Even with the variety of reports, he explained, he and his crew still “barely scratched the surface of the reports.”
“Seriously,” he said, “at one point I found myself erasing a section of the narration that was about reported sightings of giant, translucent caterpillars. I thought that was pushing what a general audience could handle.”
Not only were some of the stories he heard completely fantastical, he explained, but if he were to include every story he heard, the film could have become bloated.
“I just never know how long I can safely make these movies with people (losing interest.) I try to do what's right for the story, but I also try to be mindful of what non-crypto people are willing to sit through.”

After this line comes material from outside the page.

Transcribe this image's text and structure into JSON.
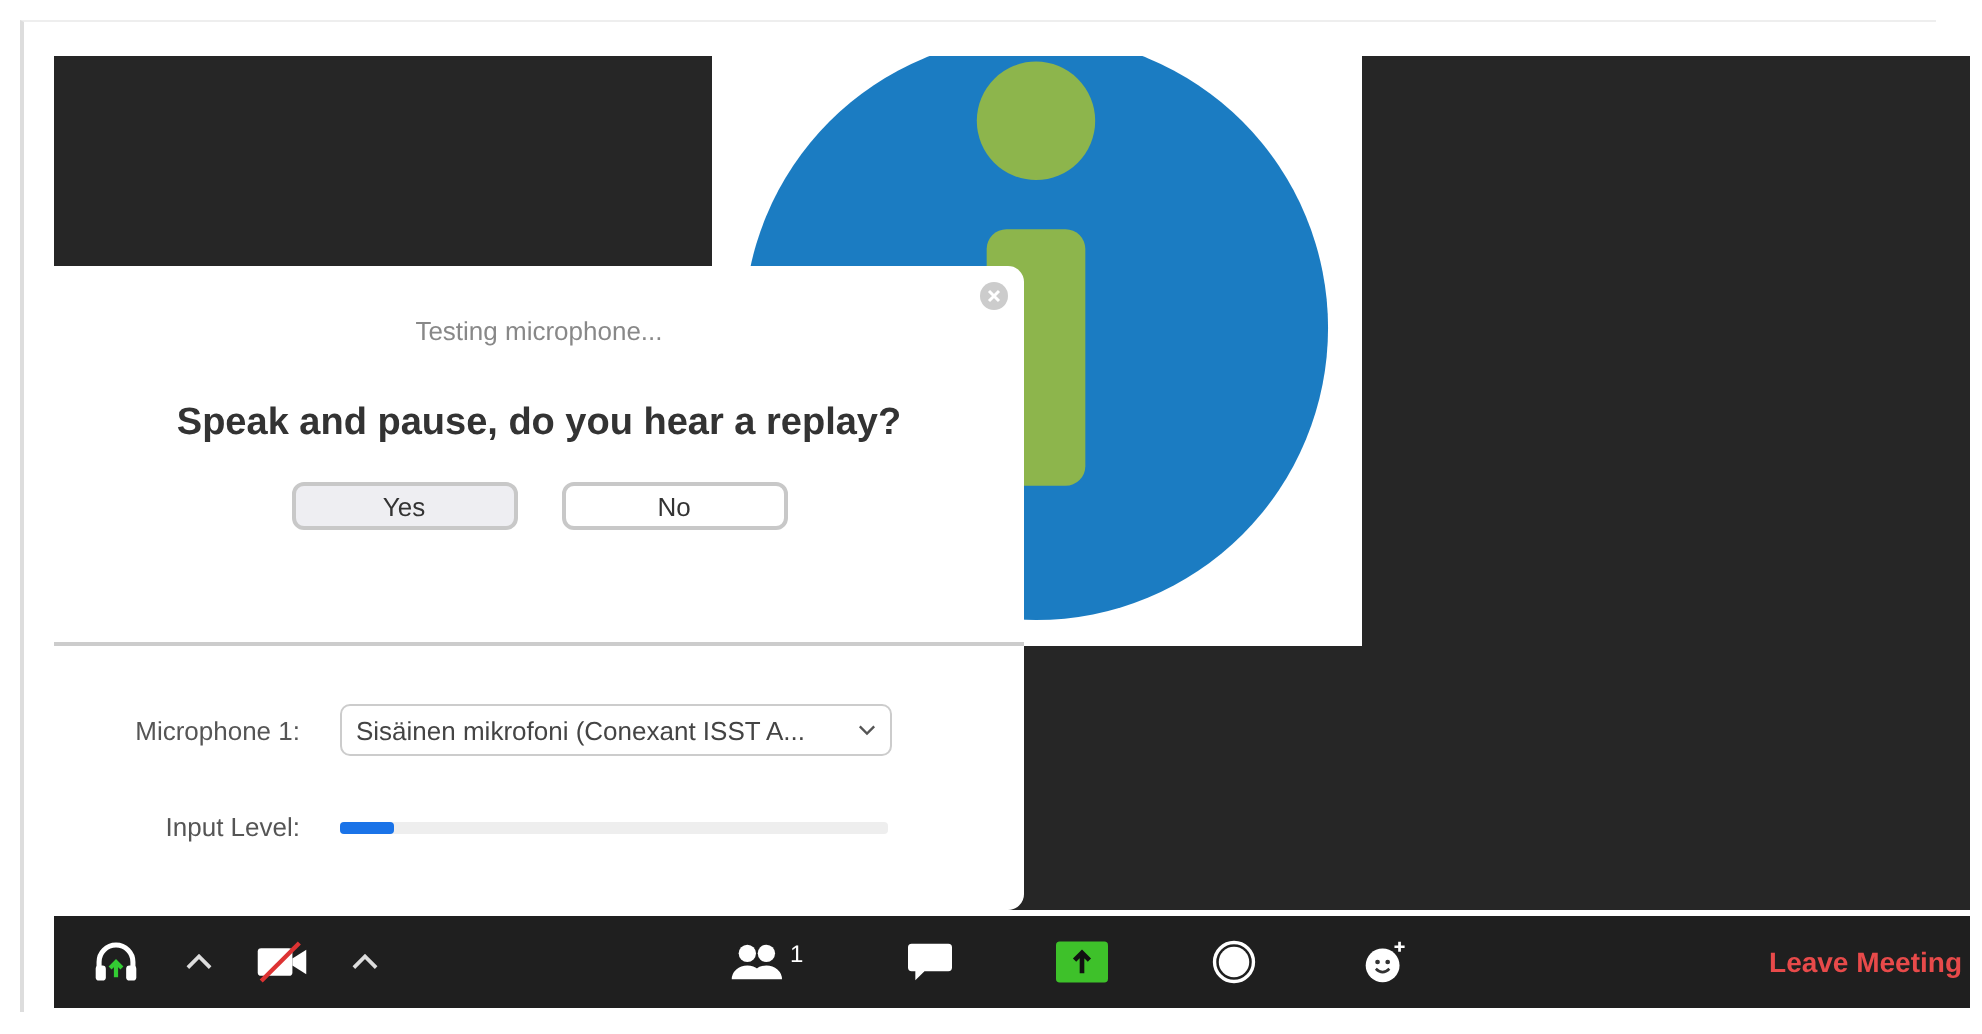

Invasion of Chestnut Ridge is an undeniable treat for those with an interest in the Fortean, paranormal, or cryptozoological, but it's also designed to appeal to those who just want a good real-world story to get them in the mood for Halloween – the folks who might not be students of the strange and esoteric, but still have an interest in visiting haunted train tunnels or spooky covered bridges.
The B-movie effect helps cultivate that feeling of being alone on a stretch of remote, dark road and wondering what creepy things could be just around the next curve. Scary, but also fun. Especially considering the oddity of some of the stories featured, like a 1973 report of Bigfoot type creatures seen alongside a UFO.
“I wanted it to be a little kitschy, but not cheesy,” Breedlove said. “Like, not being disrespectful to the witnesses, but still having some fun with the reports.”
The camera work and pacing achieve that balance nicely, with some of the quick cuts adding to the sense of anxiety.
“Our approach to this one was pretty much the opposite of Mothman (of Point Pleasant),” Breedlove explained. “That was really locked down, and long shots. I think the average cut on that was four to five seconds. This was one and a half to two (seconds.)”
Breedlove also said that one of the things he was trying to achieve was that sense of being both scared and fascinated by the paranormal as a child.
“Invasion on Chestnut Ridge was, stylistically, heavily influenced by my fear of Unsolved Mysteries as a kid,” he said in a Facebook post about the film, explaining how it differs from the approach he plans for his next film, on West Virginia's famous Flatwoods Monster, which he expects to borrow heavily from the alien invasion movies of the 1950s and 60s.
If you've watched the other films in Small Town Monsters catalog, you know that the camera work and editing have gotten progressively better, while the stories have remained tight and engaging. Invasion on Chestnut Ridge is no different. The film, which releases on DVD and streaming services October 20, is the perfect accompaniment to the Halloween season, and a must watch for anyone with an interest in the strange and unexplained, or those who just enjoy a good creepy story.
This Halloween, as you're trying to decide what to do, let me suggest getting together a group of friends, popping up some popcorn, and sitting down to a screening of Invasion on Chestnut Ridge. Then, load up in your car, find a dark stretch of rural road, and go for a drive. But keep your eyes peeled. You never know what you might see around that next bend.